Was Palaptine telling the truth, even in these cut passages? Or was he lying to manipulate Anakin further? There's nothing we have to indicate certainty one way or the other. That must be maddening for a character like Darth Vader.
Whoa, If True
What would this mean if this revelation were the truth?
For one, it would mean that Palpatine's grand plan, his scheme to eliminate the Jedi, was more prescient than anyone could have guessed. It would also mean that the Skywalker legacy has always been cast beneath a shadow, destined for dark things from the beginning of the line. If Palpatine did, indeed, influence the midi-chlorians to create Anakin Skywalker, what does that say about Luke and Ben Solo?
Was Luke the most powerful of the three Skywalkers in this line because he was able to resist the call to darkness most easily?

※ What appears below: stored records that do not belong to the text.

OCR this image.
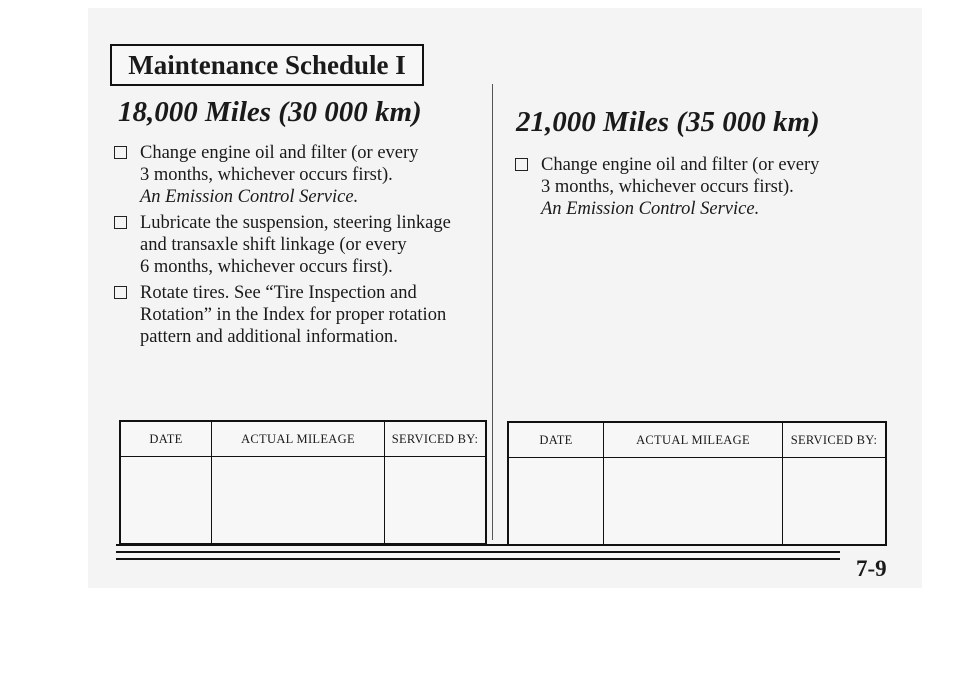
Maintenance Schedule I
18,000 Miles (30 000 km)
Change engine oil and filter (or every
3 months, whichever occurs first).
An Emission Control Service.
Lubricate the suspension, steering linkage
and transaxle shift linkage (or every
6 months, whichever occurs first).
Rotate tires. See “Tire Inspection and
Rotation” in the Index for proper rotation
pattern and additional information.
DATE	ACTUAL MILEAGE	SERVICED BY:

21,000 Miles (35 000 km)
Change engine oil and filter (or every
3 months, whichever occurs first).
An Emission Control Service.
DATE	ACTUAL MILEAGE	SERVICED BY:

7-9
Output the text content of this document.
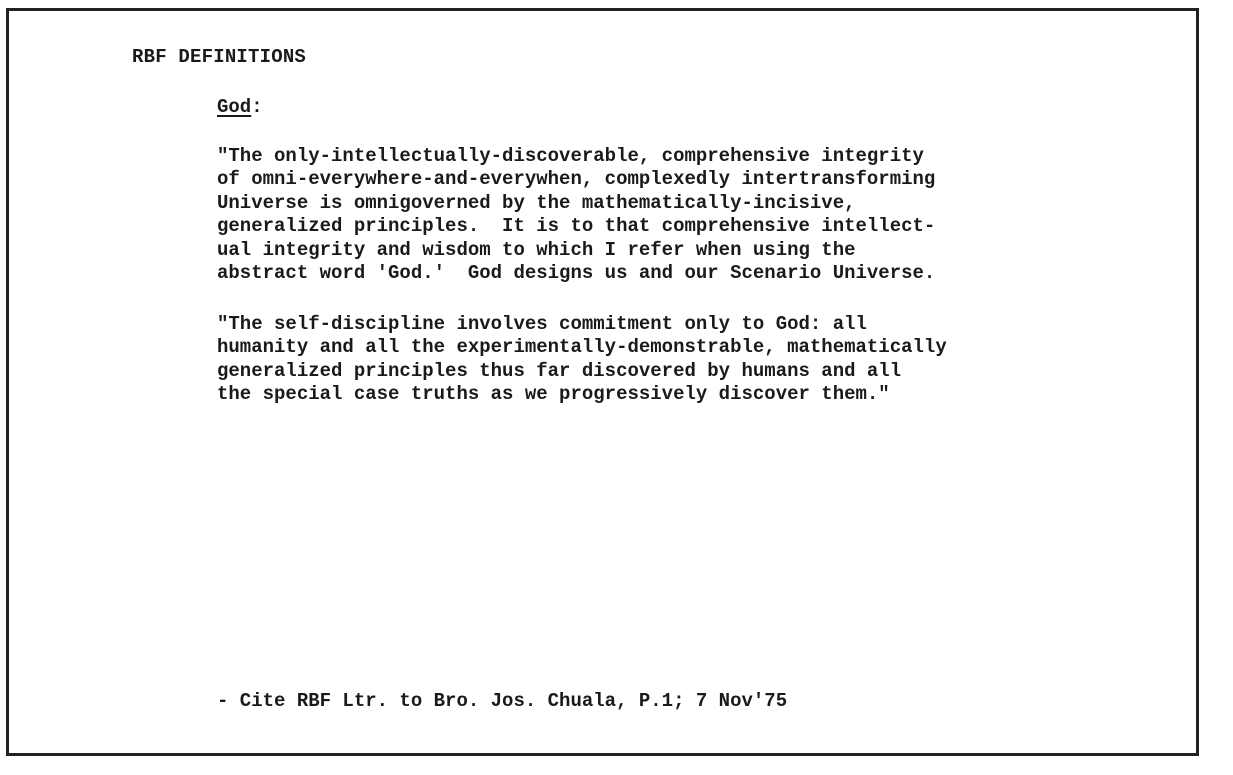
RBF DEFINITIONS
God:
"The only-intellectually-discoverable, comprehensive integrity
of omni-everywhere-and-everywhen, complexedly intertransforming
Universe is omnigoverned by the mathematically-incisive,
generalized principles.  It is to that comprehensive intellect-
ual integrity and wisdom to which I refer when using the
abstract word 'God.'  God designs us and our Scenario Universe.
"The self-discipline involves commitment only to God: all
humanity and all the experimentally-demonstrable, mathematically
generalized principles thus far discovered by humans and all
the special case truths as we progressively discover them."
- Cite RBF Ltr. to Bro. Jos. Chuala, P.1; 7 Nov'75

He certainly had his brushes with it, both against his own father and with his own nephew, but he never succumbed. Palpatine conceiving of this line of Skywalkers would make Luke's goodness something all the more remarkable.
On the other hand, what if it is true, from a certain point of view? What if Palaptine did wish really hard that the Force would create a perfect apprentice for him and the Force did just that. But maybe the Force did that not for any action Palpatine took, but because it had a will of its own. Palpatine's need and the will of the Force coincided and maybe Palpatine was merely trying to take credit for it.
It's an interesting exercise in thought no matter where your expectation lies.
Ultimate Meanings
With the release of Darth Vader Vol. 2 #25, are we finally granted the certainty that we've wondered about all of these years? Did Darth Plagueis will the midi-chlorians to create Anakin Skywalker and bring about the downfall of the Jedi? Did Palpatine?
Personally, I don't think so. Reading the comic in context and trying to remember the lessons from The Last Jedi that we can all see something and all come up with a different answer, it seems apparent that this is Vader's anxiety and uncertainty of his own past coming to haunt him. This fever dream in the Force is driven by his hatred and insecurity and desire, each image as twisted with the darkness as Vader himself was. Why would we view this particular image as anything different?
Anxiety, hatred, and fear forces us to look at the world through a different lens, and that's the lens through which Vader sees everything.
So I think we can go back to the word of his mother. Shmi Skywalker, staring at an innocent young boy who only wanted to help people and say that his nature wasn't dark. Sure, he had father figures that nurtured a split in his soul, but he can't escape Shmi's words and find them definitive, a shining echo of light in all the darkness of his tortured soul.
"There was no father," she says of Anakin and his future.
But Vader answers back, taking control of his destiny for himself, "No, I am your father."